I noticed that after referencing a .net standard lib (1.4) from my .net full project (4.6.1) That my output folder is full of System.*.dll assemblies.
Does this mean that if I target the full framework but reference a .net standard lib I have to ship with the .net standard version(s) of all the System libraries that it uses?
Normally when you make a .NET standard library you want to do Multi-targeting.

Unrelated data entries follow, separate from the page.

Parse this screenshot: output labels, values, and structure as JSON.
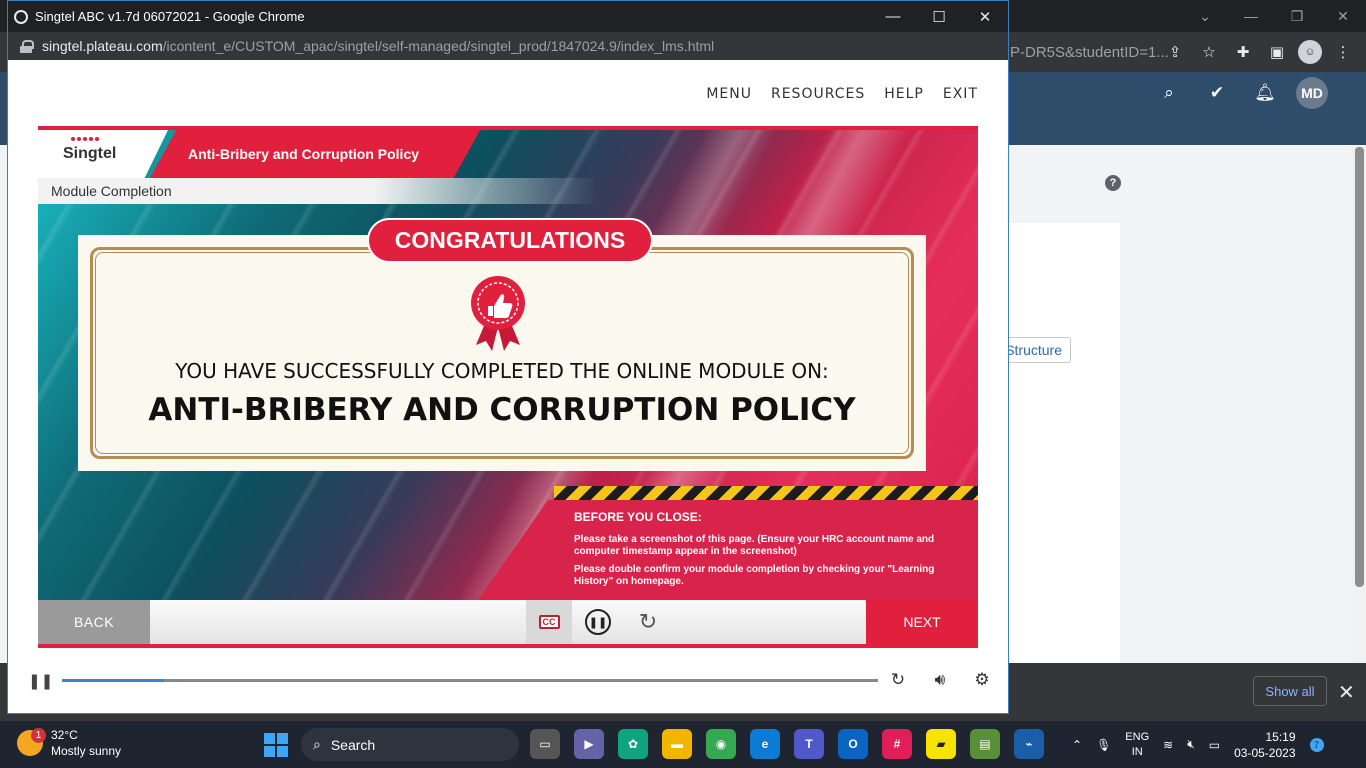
{
  "bg_browser": {
    "url_fragment": "P-DR5S&studentID=1...",
    "avatar_initials": "MD",
    "structure_button": "Structure",
    "help_icon": "?",
    "show_all": "Show all"
  },
  "popup": {
    "window_title": "Singtel ABC v1.7d 06072021 - Google Chrome",
    "url_host": "singtel.plateau.com",
    "url_path": "/icontent_e/CUSTOM_apac/singtel/self-managed/singtel_prod/1847024.9/index_lms.html"
  },
  "nav": {
    "menu": "MENU",
    "resources": "RESOURCES",
    "help": "HELP",
    "exit": "EXIT"
  },
  "course": {
    "logo": "Singtel",
    "title": "Anti-Bribery and Corruption Policy",
    "section": "Module Completion",
    "congrats": "CONGRATULATIONS",
    "line1": "YOU HAVE SUCCESSFULLY COMPLETED THE ONLINE MODULE ON:",
    "line2": "ANTI-BRIBERY AND CORRUPTION POLICY",
    "notice_heading": "BEFORE YOU CLOSE:",
    "notice_1": "Please take a screenshot of this page. (Ensure your HRC account name and computer timestamp appear in the screenshot)",
    "notice_2": "Please double confirm your module completion by checking your \"Learning History\" on homepage.",
    "back": "BACK",
    "next": "NEXT",
    "cc": "CC"
  },
  "player": {
    "progress_fraction": 0.125
  },
  "taskbar": {
    "temp": "32°C",
    "weather": "Mostly sunny",
    "weather_badge": "1",
    "search": "Search",
    "lang1": "ENG",
    "lang2": "IN",
    "time": "15:19",
    "date": "03-05-2023",
    "notif_count": "7"
  },
  "colors": {
    "brand_red": "#e0203d",
    "teal": "#0e6b76",
    "gold_frame": "#b58c52"
  }
}
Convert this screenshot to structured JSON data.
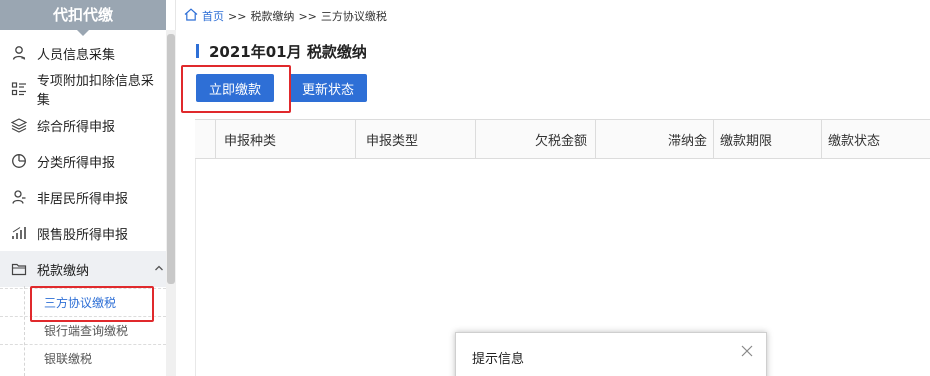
{
  "sidebar": {
    "header": "代扣代缴",
    "items": [
      {
        "label": "人员信息采集",
        "icon": "person-icon"
      },
      {
        "label": "专项附加扣除信息采集",
        "icon": "list-icon"
      },
      {
        "label": "综合所得申报",
        "icon": "layers-icon"
      },
      {
        "label": "分类所得申报",
        "icon": "pie-chart-icon"
      },
      {
        "label": "非居民所得申报",
        "icon": "person-outline-icon"
      },
      {
        "label": "限售股所得申报",
        "icon": "bar-chart-icon"
      },
      {
        "label": "税款缴纳",
        "icon": "folder-icon",
        "expanded": true
      }
    ],
    "subitems": [
      {
        "label": "三方协议缴税",
        "current": true
      },
      {
        "label": "银行端查询缴税"
      },
      {
        "label": "银联缴税"
      }
    ]
  },
  "breadcrumb": {
    "home": "首页",
    "sep1": ">>",
    "level2": "税款缴纳",
    "sep2": ">>",
    "level3": "三方协议缴税"
  },
  "page": {
    "title": "2021年01月  税款缴纳",
    "accent_color": "#2e6fd6",
    "highlight_color": "#e0292c"
  },
  "actions": {
    "pay_now": "立即缴款",
    "refresh_status": "更新状态"
  },
  "table": {
    "columns": [
      "申报种类",
      "申报类型",
      "欠税金额",
      "滞纳金",
      "缴款期限",
      "缴款状态"
    ],
    "rows": []
  },
  "dialog": {
    "title": "提示信息"
  }
}
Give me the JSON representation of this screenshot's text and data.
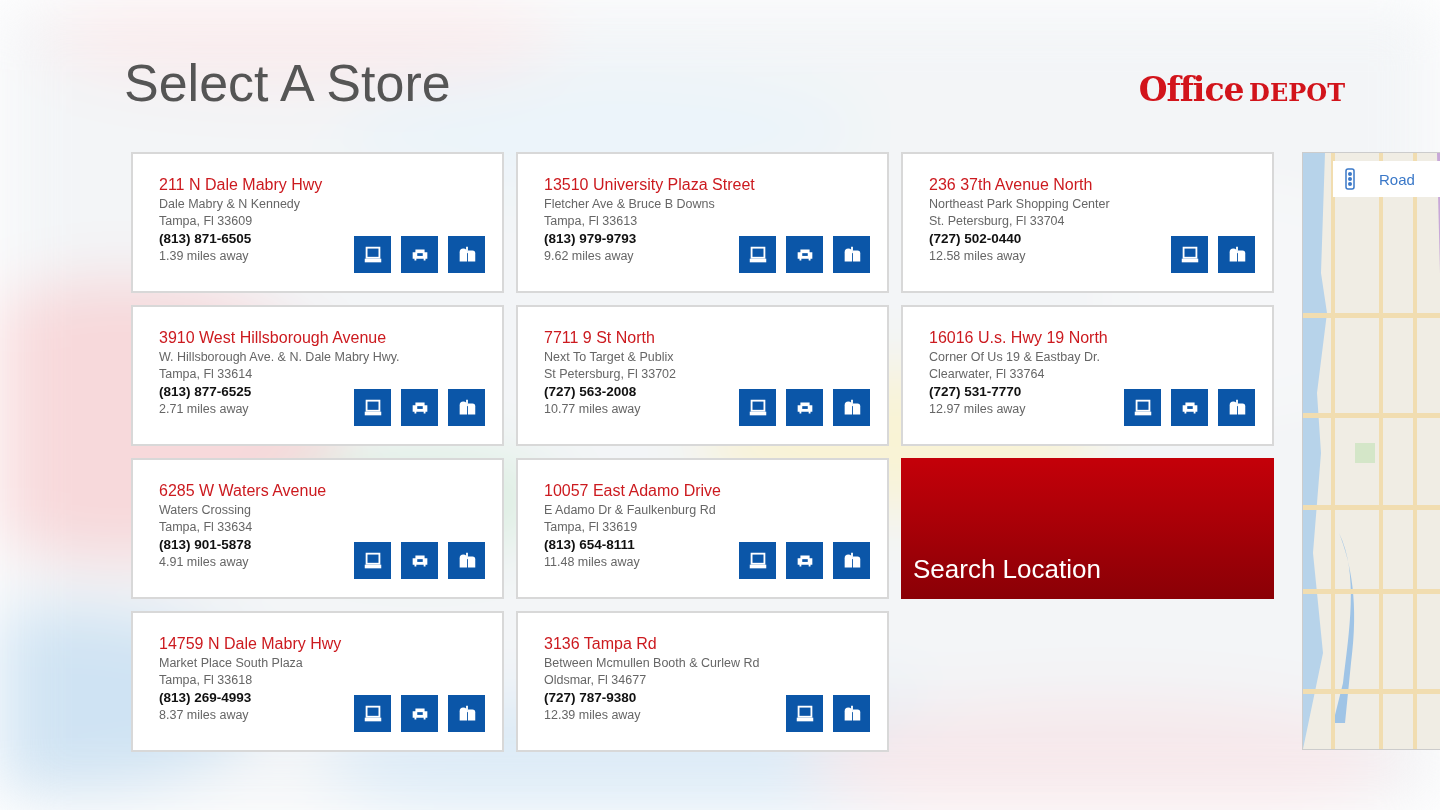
{
  "title": "Select A Store",
  "logo": {
    "word_1": "Office",
    "word_2": "DEPOT"
  },
  "stores": [
    {
      "address": "211 N Dale Mabry Hwy",
      "cross_streets": "Dale Mabry & N Kennedy",
      "city": "Tampa, Fl 33609",
      "phone": "(813) 871-6505",
      "distance": "1.39 miles away",
      "services": [
        {
          "kind": "tech"
        },
        {
          "kind": "furniture"
        },
        {
          "kind": "mail"
        }
      ]
    },
    {
      "address": "13510 University Plaza Street",
      "cross_streets": "Fletcher Ave & Bruce B Downs",
      "city": "Tampa, Fl 33613",
      "phone": "(813) 979-9793",
      "distance": "9.62 miles away",
      "services": [
        {
          "kind": "tech"
        },
        {
          "kind": "furniture"
        },
        {
          "kind": "mail"
        }
      ]
    },
    {
      "address": "236 37th Avenue North",
      "cross_streets": "Northeast Park Shopping Center",
      "city": "St. Petersburg, Fl 33704",
      "phone": "(727) 502-0440",
      "distance": "12.58 miles away",
      "services": [
        {
          "kind": "tech"
        },
        {
          "kind": "mail"
        }
      ]
    },
    {
      "address": "3910 West Hillsborough Avenue",
      "cross_streets": "W. Hillsborough Ave. & N. Dale Mabry Hwy.",
      "city": "Tampa, Fl 33614",
      "phone": "(813) 877-6525",
      "distance": "2.71 miles away",
      "services": [
        {
          "kind": "tech"
        },
        {
          "kind": "furniture"
        },
        {
          "kind": "mail"
        }
      ]
    },
    {
      "address": "7711 9 St North",
      "cross_streets": "Next To Target & Publix",
      "city": "St Petersburg, Fl 33702",
      "phone": "(727) 563-2008",
      "distance": "10.77 miles away",
      "services": [
        {
          "kind": "tech"
        },
        {
          "kind": "furniture"
        },
        {
          "kind": "mail"
        }
      ]
    },
    {
      "address": "16016 U.s. Hwy 19 North",
      "cross_streets": "Corner Of Us 19 & Eastbay Dr.",
      "city": "Clearwater, Fl 33764",
      "phone": "(727) 531-7770",
      "distance": "12.97 miles away",
      "services": [
        {
          "kind": "tech"
        },
        {
          "kind": "furniture"
        },
        {
          "kind": "mail"
        }
      ]
    },
    {
      "address": "6285 W Waters Avenue",
      "cross_streets": "Waters Crossing",
      "city": "Tampa, Fl 33634",
      "phone": "(813) 901-5878",
      "distance": "4.91 miles away",
      "services": [
        {
          "kind": "tech"
        },
        {
          "kind": "furniture"
        },
        {
          "kind": "mail"
        }
      ]
    },
    {
      "address": "10057 East Adamo Drive",
      "cross_streets": "E Adamo Dr & Faulkenburg Rd",
      "city": "Tampa, Fl 33619",
      "phone": "(813) 654-8111",
      "distance": "11.48 miles away",
      "services": [
        {
          "kind": "tech"
        },
        {
          "kind": "furniture"
        },
        {
          "kind": "mail"
        }
      ]
    },
    {
      "address": "14759 N Dale Mabry Hwy",
      "cross_streets": "Market Place South Plaza",
      "city": "Tampa, Fl 33618",
      "phone": "(813) 269-4993",
      "distance": "8.37 miles away",
      "services": [
        {
          "kind": "tech"
        },
        {
          "kind": "furniture"
        },
        {
          "kind": "mail"
        }
      ]
    },
    {
      "address": "3136 Tampa Rd",
      "cross_streets": "Between Mcmullen Booth & Curlew Rd",
      "city": "Oldsmar, Fl 34677",
      "phone": "(727) 787-9380",
      "distance": "12.39 miles away",
      "services": [
        {
          "kind": "tech"
        },
        {
          "kind": "mail"
        }
      ]
    }
  ],
  "search_tile": {
    "label": "Search Location"
  },
  "map": {
    "kind": "picture",
    "style_selector": {
      "label": "Road"
    }
  }
}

In your .csproj file you would change your
<TargetFramework>netstandard1.4</TargetFramework>
to
<TargetFrameworks>netstandard1.4;net45</TargetFrameworks>
Notice the adding of the s
to the tag.
Once you do that, and you generate the NuGet package for the library the library will support both .net 4.5 and netstandard directly.
For an example, here is from Json.NET's csproj file.
<TargetFrameworks Condition="'$(DotnetOnly)'==''">net45;net40;net35;net20;netstandard1.0;netstandard1.3;portable-net45+win8+wpa81+wp8</TargetFrameworks>
So it will generate DLLs for .NET 4.5, .NET 4.0, .NET 3.5, .NET 2.0, netstandard 1.0, netstandard 1.3 and a PCL library that targets net45, win8, wpa81, and wp8, All of those dll's will get packaged in to the NuGet package and only the closest match gets used when you reference the package.